• Machine Learning
  • Problem using Yolov5 detection/segmentation custom model on host

Hi Rezahojjatysaeedy
Gave you tried using the YoloDetectionNetwork node instead? It should feature on device decoding.

Example here.
You can provide blob too if you wish, or maybe some minimal code I can use directly.

Thanks,
Jaka

    Hi jakaskerl,

    Thanks for reply. The device side won't work for me. I already have a heavy pipeline and I need to get at least 20 fps. I tried it and it only gives me 7 fps. About the code, I have not incorporated into my pipeline yet. All I'm doing is to replace the blob from line 42 here with my trained blob and also change the 80 elements labelMap list with one element labelMap = ["fissure"] because I only have one class, 'fissure'. I cannot upload the model here probably it's too large 14 MB but I share a link to it.

    https://drive.google.com/drive/folders/1pQaj04wSzYs5fZlmfM1ZQYmKzkFnMa20?usp=sharing

      Hi Rezahojjatysaeedy
      The host decoding is currently expecting a different model with different dimensions. I tested out your model and upon running

      layers = in_nn.getAllLayerNames()
      print("Layers: ", layers)

      I get ['output1_yolov5', 'output2_yolov5', 'output3_yolov5']. Not sure which one to use and what the end resolution should be. Basically every output here is scaled down by a factor of 4 (first 115200, then 28800, then 7200).

      Thanks,
      Jaka

        Thanks jakaskerl, It was a really helpful toward debugging. In main.py there is this line cols = output.shape[0]//10647 where given output.shape[0] = 63888 makes the cols = 6 but all these looks a bit arbitrary. can you please elaborate a little where these numbers are coming from? Maybe this can help me to understand better what's going on? By the way I have no idea why I have three outputs. It must detect a box around eye at the end.

          Hi Rezahojjatysaeedy
          The number 10647 seems to be specific for the stock model used. It's used to properly parse the results from the model.
          When making the model, you should have specified the output layer size. This should translate to .blob file as well. But it will be specific to your model and how you configured the layers.

          Thanks,
          Jaka

            Thanks jakaskerl

            I managed to make it work. But It's very slow, about 7 fps the same speed I was getting on device and unlike device deployment now I'm not getting any detection. When I tested the default blob, `yolov5s_sku_openvino_2021.4_6shave.blob`on host I was getting 18 fps and both blobs have the same size (about 14 MB). Do you have any idea what might be causing this issue?

              Rezahojjatysaeedy
              Check what the bottleneck is.

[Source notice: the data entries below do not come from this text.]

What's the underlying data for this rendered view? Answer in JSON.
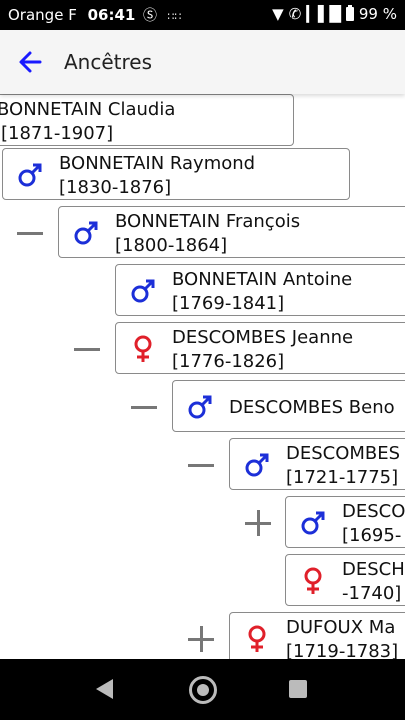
{
  "status_bar": {
    "carrier": "Orange F",
    "time": "06:41",
    "battery": "99 %"
  },
  "app_bar": {
    "title": "Ancêtres"
  },
  "colors": {
    "male": "#1c2fd8",
    "female": "#e0202a",
    "accent": "#1a1aff"
  },
  "tree": {
    "nodes": [
      {
        "name": "BONNETAIN Claudia",
        "years": "[1871-1907]",
        "gender": "none"
      },
      {
        "name": "BONNETAIN Raymond",
        "years": "[1830-1876]",
        "gender": "male"
      },
      {
        "name": "BONNETAIN François",
        "years": "[1800-1864]",
        "gender": "male",
        "toggle": "collapse"
      },
      {
        "name": "BONNETAIN Antoine",
        "years": "[1769-1841]",
        "gender": "male"
      },
      {
        "name": "DESCOMBES Jeanne",
        "years": "[1776-1826]",
        "gender": "female",
        "toggle": "collapse"
      },
      {
        "name": "DESCOMBES Beno",
        "years": "",
        "gender": "male",
        "toggle": "collapse"
      },
      {
        "name": "DESCOMBES",
        "years": "[1721-1775]",
        "gender": "male",
        "toggle": "collapse"
      },
      {
        "name": "DESCO",
        "years": "[1695-",
        "gender": "male",
        "toggle": "expand"
      },
      {
        "name": "DESCH",
        "years": "-1740]",
        "gender": "female"
      },
      {
        "name": "DUFOUX Ma",
        "years": "[1719-1783]",
        "gender": "female",
        "toggle": "expand"
      }
    ]
  }
}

              • size of the frame passed to the NN
              • host decoding
              • model

              Rezahojjatysaeedy I'm not getting any detection

              Can you make sure this is not just a decoding issue? Perhaps something is incorrectly decoded (consult gpt4 with the output if you can).

              Thanks,
              Jaka

                Hi jakaskerl,

                I trained another network with the same size as your example and I'm getting similar fps as yours. But I noticed a difference in host visualization vs device visualization. On device you used frameNorm() function that normalizes the boxes w.r.t the frame shape. Such a normalization does not exist in host-decoding which makes the box coordinates small float numbers. Now when I use faceNorm on host these are my only boxes:

                x1: 0 y1: 0 x2: 208 y2: 208
                x1: 208 y1: 208 x2: 416 y2: 416

                Playing with iou and conf doesn't make it better. I know that the model must work better as it is detecting correctly on device side. Do you have any idea what might be going wrong on the host implementation?

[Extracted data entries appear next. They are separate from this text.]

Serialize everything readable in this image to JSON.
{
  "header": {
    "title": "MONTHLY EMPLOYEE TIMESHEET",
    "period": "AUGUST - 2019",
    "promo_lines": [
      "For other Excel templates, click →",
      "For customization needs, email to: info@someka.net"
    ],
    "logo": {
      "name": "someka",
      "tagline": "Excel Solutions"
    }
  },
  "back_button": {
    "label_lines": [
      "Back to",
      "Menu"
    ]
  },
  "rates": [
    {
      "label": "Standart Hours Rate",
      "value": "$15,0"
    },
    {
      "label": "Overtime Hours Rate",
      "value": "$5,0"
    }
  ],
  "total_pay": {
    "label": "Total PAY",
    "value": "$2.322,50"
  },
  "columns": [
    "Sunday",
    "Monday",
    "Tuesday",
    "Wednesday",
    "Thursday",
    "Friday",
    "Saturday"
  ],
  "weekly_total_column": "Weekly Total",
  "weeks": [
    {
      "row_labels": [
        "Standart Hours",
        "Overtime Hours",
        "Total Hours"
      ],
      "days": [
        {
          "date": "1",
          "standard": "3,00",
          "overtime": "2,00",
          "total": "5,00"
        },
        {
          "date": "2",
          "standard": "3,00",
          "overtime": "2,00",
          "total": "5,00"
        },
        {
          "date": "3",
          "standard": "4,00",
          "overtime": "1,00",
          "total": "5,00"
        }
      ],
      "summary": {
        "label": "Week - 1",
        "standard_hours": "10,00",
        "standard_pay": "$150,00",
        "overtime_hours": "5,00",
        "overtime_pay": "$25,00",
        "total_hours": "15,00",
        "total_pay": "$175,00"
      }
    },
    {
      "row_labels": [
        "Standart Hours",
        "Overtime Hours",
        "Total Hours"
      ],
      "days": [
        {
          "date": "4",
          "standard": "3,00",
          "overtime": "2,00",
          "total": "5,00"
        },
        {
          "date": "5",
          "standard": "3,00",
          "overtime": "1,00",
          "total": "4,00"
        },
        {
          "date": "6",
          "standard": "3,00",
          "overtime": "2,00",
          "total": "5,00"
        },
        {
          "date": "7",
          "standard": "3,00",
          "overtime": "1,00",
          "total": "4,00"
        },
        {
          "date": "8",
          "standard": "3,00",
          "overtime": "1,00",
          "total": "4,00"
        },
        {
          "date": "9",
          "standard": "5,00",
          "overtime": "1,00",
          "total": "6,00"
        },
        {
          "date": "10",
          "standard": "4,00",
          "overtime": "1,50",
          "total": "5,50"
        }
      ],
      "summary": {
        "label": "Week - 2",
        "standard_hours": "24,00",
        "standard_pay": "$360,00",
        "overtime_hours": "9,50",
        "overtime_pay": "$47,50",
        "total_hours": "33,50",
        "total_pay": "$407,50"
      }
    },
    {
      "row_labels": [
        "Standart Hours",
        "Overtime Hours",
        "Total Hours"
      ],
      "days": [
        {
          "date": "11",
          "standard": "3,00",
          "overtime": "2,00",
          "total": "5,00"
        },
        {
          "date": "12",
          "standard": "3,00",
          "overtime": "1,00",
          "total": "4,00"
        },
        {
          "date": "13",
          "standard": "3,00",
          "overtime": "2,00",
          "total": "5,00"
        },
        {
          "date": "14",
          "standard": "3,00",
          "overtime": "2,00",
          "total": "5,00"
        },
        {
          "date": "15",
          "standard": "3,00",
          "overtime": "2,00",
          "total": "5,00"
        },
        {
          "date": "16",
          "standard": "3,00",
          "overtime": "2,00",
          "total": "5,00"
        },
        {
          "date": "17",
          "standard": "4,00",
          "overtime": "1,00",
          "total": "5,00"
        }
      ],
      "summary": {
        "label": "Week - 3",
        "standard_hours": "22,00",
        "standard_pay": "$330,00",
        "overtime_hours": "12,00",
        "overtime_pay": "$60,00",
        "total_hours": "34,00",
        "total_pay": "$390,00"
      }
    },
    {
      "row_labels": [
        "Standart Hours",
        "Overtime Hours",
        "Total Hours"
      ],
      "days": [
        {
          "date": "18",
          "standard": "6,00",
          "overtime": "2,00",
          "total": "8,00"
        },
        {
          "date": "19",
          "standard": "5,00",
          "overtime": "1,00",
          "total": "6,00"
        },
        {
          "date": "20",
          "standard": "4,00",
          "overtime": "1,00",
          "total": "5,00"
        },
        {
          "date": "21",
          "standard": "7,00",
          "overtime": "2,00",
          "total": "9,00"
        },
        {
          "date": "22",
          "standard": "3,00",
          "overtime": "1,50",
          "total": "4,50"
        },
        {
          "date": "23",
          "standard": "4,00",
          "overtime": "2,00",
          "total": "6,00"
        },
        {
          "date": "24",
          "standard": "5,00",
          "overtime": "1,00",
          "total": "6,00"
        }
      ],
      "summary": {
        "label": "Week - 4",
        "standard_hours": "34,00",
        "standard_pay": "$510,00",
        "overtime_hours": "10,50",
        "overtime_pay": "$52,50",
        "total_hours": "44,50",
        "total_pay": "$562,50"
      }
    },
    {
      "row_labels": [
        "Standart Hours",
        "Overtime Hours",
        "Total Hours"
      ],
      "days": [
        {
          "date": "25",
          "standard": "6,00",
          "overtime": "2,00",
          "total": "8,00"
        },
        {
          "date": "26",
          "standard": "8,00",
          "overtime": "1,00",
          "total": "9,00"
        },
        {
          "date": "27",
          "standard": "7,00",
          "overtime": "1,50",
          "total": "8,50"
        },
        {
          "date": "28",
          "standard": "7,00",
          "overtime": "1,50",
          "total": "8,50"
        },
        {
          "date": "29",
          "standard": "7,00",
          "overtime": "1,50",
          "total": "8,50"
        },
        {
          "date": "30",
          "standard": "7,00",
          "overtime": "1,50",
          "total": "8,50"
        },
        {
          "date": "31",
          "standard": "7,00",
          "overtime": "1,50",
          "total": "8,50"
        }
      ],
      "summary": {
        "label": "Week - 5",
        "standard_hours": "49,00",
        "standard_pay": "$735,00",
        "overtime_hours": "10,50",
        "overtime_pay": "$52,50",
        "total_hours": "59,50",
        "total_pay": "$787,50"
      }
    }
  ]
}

                  Hi Rezahojjatysaeedy
                  Could you post your current code to the drive. If you have problems with host-side decoding you can usually consult the GPT and there is a high chance it will solve it for you.

                  Thanks,
                  Jaka

                    Hi Rezahojjatysaeedy
                    You are only looking at the largest output.

                    1. Understanding the Outputs: YOLOv5 typically gives three outputs corresponding to three different scales. Each output contains a set of bounding boxes predicted at that scale. The shape of these outputs is usually [number_of_boxes, 5 + number_of_classes], where number_of_boxes depends on the scale.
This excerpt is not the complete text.